Cairo: A key Egyptian university has expelled 23 students suspected of links with the outlawed Muslim Brotherhood after they held a trademark black banner of Al Qaida terror network in a recent protest.

“Cairo University has decided to irrevocably expel the 23 students involved in carrying out subversive and violence and raising the Al Qaida flag on the campus in the

March 19 demonstrations called by the Brotherhood,” the institution said in a statement.

“Efforts are being made to identify other students, who were implicated in the acts of subversion during those demonstrations.”

Thousands of students, mainly backing the Brotherhood, Wednesday protested inside and outside Cairo University, Egypt’s biggest public academic institution. Security forces positioned outside the university used tear gas to prevent the students from marching to a nearby security headquarters.

The university’s authorities accused the students of destroying facilities inside its law school and breaking some surveillance cameras recently installed to monitor the on-campus violence.
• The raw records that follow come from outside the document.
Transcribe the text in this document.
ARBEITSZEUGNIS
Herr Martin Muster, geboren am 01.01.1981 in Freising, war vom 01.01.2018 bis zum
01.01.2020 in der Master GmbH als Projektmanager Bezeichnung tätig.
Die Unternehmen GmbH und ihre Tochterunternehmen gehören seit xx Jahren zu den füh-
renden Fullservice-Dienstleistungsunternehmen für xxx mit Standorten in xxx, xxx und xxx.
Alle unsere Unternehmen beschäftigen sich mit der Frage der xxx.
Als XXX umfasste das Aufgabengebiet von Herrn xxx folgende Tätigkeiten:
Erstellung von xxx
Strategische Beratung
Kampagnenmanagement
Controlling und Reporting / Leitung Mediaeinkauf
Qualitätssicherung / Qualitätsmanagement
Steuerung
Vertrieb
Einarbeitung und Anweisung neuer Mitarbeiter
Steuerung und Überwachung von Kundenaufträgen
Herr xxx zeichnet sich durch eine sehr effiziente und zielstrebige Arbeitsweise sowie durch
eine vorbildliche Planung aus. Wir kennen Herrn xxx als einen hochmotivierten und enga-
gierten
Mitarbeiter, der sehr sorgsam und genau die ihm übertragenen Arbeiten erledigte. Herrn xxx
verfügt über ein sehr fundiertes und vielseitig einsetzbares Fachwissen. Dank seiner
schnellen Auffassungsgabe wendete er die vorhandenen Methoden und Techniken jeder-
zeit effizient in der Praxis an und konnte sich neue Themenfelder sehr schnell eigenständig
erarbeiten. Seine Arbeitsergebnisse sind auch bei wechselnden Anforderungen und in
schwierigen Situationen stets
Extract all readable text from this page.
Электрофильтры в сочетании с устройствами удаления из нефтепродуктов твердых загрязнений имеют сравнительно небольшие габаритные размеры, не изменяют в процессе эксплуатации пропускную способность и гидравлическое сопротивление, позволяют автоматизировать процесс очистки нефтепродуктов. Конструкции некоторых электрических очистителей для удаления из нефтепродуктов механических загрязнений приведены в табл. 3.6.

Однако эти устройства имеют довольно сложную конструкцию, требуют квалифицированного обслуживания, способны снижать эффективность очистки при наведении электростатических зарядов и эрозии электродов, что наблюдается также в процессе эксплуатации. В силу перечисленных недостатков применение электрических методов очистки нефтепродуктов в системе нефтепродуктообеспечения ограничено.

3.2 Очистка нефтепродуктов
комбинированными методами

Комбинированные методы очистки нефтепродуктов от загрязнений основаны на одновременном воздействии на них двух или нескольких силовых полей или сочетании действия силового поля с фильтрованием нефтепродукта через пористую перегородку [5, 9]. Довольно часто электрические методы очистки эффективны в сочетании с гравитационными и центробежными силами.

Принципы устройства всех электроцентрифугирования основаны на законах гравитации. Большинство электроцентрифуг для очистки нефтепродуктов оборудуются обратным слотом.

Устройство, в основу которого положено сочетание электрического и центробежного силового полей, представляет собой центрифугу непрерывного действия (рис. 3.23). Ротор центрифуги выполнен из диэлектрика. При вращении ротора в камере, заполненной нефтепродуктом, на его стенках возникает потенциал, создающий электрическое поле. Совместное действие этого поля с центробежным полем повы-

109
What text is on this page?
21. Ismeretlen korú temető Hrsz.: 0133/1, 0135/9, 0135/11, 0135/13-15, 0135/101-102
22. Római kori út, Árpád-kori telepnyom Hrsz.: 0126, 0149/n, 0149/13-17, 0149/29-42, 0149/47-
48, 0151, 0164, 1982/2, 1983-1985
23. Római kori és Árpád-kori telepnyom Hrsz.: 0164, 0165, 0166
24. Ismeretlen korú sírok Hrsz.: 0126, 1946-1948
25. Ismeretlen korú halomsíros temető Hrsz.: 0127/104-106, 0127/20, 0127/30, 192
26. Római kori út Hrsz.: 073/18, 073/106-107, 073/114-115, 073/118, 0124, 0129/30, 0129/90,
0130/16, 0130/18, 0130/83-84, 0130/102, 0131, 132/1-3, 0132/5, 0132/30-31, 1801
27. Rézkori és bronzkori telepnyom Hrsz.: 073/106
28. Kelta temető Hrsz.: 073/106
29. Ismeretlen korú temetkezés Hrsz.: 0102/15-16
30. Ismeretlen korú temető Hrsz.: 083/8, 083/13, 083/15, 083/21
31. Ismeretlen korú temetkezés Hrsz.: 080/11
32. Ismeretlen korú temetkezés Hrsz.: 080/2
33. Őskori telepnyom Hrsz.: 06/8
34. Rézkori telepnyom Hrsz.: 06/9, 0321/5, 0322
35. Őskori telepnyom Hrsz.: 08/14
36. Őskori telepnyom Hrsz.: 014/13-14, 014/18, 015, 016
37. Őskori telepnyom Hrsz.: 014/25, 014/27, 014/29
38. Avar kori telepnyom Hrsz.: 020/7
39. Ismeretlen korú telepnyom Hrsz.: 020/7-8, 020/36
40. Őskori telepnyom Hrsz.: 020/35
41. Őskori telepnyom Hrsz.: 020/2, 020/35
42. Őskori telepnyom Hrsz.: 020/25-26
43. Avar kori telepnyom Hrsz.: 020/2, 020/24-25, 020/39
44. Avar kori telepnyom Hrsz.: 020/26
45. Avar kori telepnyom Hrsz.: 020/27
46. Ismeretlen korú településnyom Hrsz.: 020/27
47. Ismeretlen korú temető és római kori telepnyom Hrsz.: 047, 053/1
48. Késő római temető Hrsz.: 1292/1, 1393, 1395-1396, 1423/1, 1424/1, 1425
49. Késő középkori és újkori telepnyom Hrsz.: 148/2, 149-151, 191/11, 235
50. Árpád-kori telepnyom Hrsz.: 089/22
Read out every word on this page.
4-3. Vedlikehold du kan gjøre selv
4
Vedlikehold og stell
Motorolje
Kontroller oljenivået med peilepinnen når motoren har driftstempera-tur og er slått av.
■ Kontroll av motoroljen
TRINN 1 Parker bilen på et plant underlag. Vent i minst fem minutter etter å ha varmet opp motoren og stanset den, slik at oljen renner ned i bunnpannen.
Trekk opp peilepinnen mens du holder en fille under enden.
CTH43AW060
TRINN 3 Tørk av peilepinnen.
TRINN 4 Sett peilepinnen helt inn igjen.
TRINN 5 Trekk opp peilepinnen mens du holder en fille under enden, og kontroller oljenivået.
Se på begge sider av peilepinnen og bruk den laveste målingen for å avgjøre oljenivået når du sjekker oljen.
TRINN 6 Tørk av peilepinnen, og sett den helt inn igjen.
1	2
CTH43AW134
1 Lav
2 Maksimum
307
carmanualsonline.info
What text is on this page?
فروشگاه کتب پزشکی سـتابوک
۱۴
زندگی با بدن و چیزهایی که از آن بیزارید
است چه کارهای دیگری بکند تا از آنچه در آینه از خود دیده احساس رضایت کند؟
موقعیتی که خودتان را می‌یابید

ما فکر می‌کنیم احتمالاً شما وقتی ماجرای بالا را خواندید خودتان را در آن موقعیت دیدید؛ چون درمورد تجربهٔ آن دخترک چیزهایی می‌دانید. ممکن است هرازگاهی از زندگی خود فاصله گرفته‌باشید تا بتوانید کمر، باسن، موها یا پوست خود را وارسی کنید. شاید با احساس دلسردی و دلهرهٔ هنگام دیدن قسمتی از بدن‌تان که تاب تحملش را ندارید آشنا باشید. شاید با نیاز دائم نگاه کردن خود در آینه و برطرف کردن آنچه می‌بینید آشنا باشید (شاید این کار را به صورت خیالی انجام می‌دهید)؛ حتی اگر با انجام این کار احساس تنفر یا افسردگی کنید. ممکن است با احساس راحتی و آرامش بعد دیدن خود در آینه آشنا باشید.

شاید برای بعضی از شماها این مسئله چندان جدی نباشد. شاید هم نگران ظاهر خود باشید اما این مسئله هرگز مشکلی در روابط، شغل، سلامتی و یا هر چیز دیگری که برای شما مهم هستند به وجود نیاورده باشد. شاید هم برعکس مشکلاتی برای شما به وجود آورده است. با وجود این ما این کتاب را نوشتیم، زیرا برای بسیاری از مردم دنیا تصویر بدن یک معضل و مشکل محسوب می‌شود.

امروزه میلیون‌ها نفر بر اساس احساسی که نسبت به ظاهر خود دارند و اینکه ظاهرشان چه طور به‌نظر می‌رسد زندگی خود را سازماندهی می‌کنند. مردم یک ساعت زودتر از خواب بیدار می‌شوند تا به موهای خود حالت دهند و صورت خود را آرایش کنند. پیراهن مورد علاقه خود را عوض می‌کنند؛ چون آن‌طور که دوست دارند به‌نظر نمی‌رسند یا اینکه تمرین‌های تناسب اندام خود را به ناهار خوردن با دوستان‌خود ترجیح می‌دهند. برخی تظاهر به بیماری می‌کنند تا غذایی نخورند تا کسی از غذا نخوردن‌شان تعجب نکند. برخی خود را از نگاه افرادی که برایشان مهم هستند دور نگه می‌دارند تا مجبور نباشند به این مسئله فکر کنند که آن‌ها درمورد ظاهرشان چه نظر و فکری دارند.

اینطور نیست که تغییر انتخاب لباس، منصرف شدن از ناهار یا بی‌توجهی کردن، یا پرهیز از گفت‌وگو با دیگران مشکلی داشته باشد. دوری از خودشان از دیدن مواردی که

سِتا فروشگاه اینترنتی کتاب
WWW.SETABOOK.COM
Three crude bombs were reportedly found earlier in the week inside the university. One of them went off causing no casualties.

“The university will not tolerate in enforcing the law against those, who commit acts of violence and sabotage on the campus, including a new article introduced to the Universities’ Regulation Law allowing the [swift] expulsion of subversive students,” the statement said, quoting the institution’s president Jaber Nasser.

Egypt’s public universities have in recent months been rocked by unrest blamed on pro-Brotherhood students in protest against the military’s ouster of Islamist president Mohammad Mursi in July last year.

Mursi’s Brotherhood has condemned his overthrow as a coup and vowed non-stop mass protests until he is reinstated.

The army said it had responded to the people’s wish by removing Mursi, Egypt’s first democratically elected president whose one-year rule was marred by turmoil.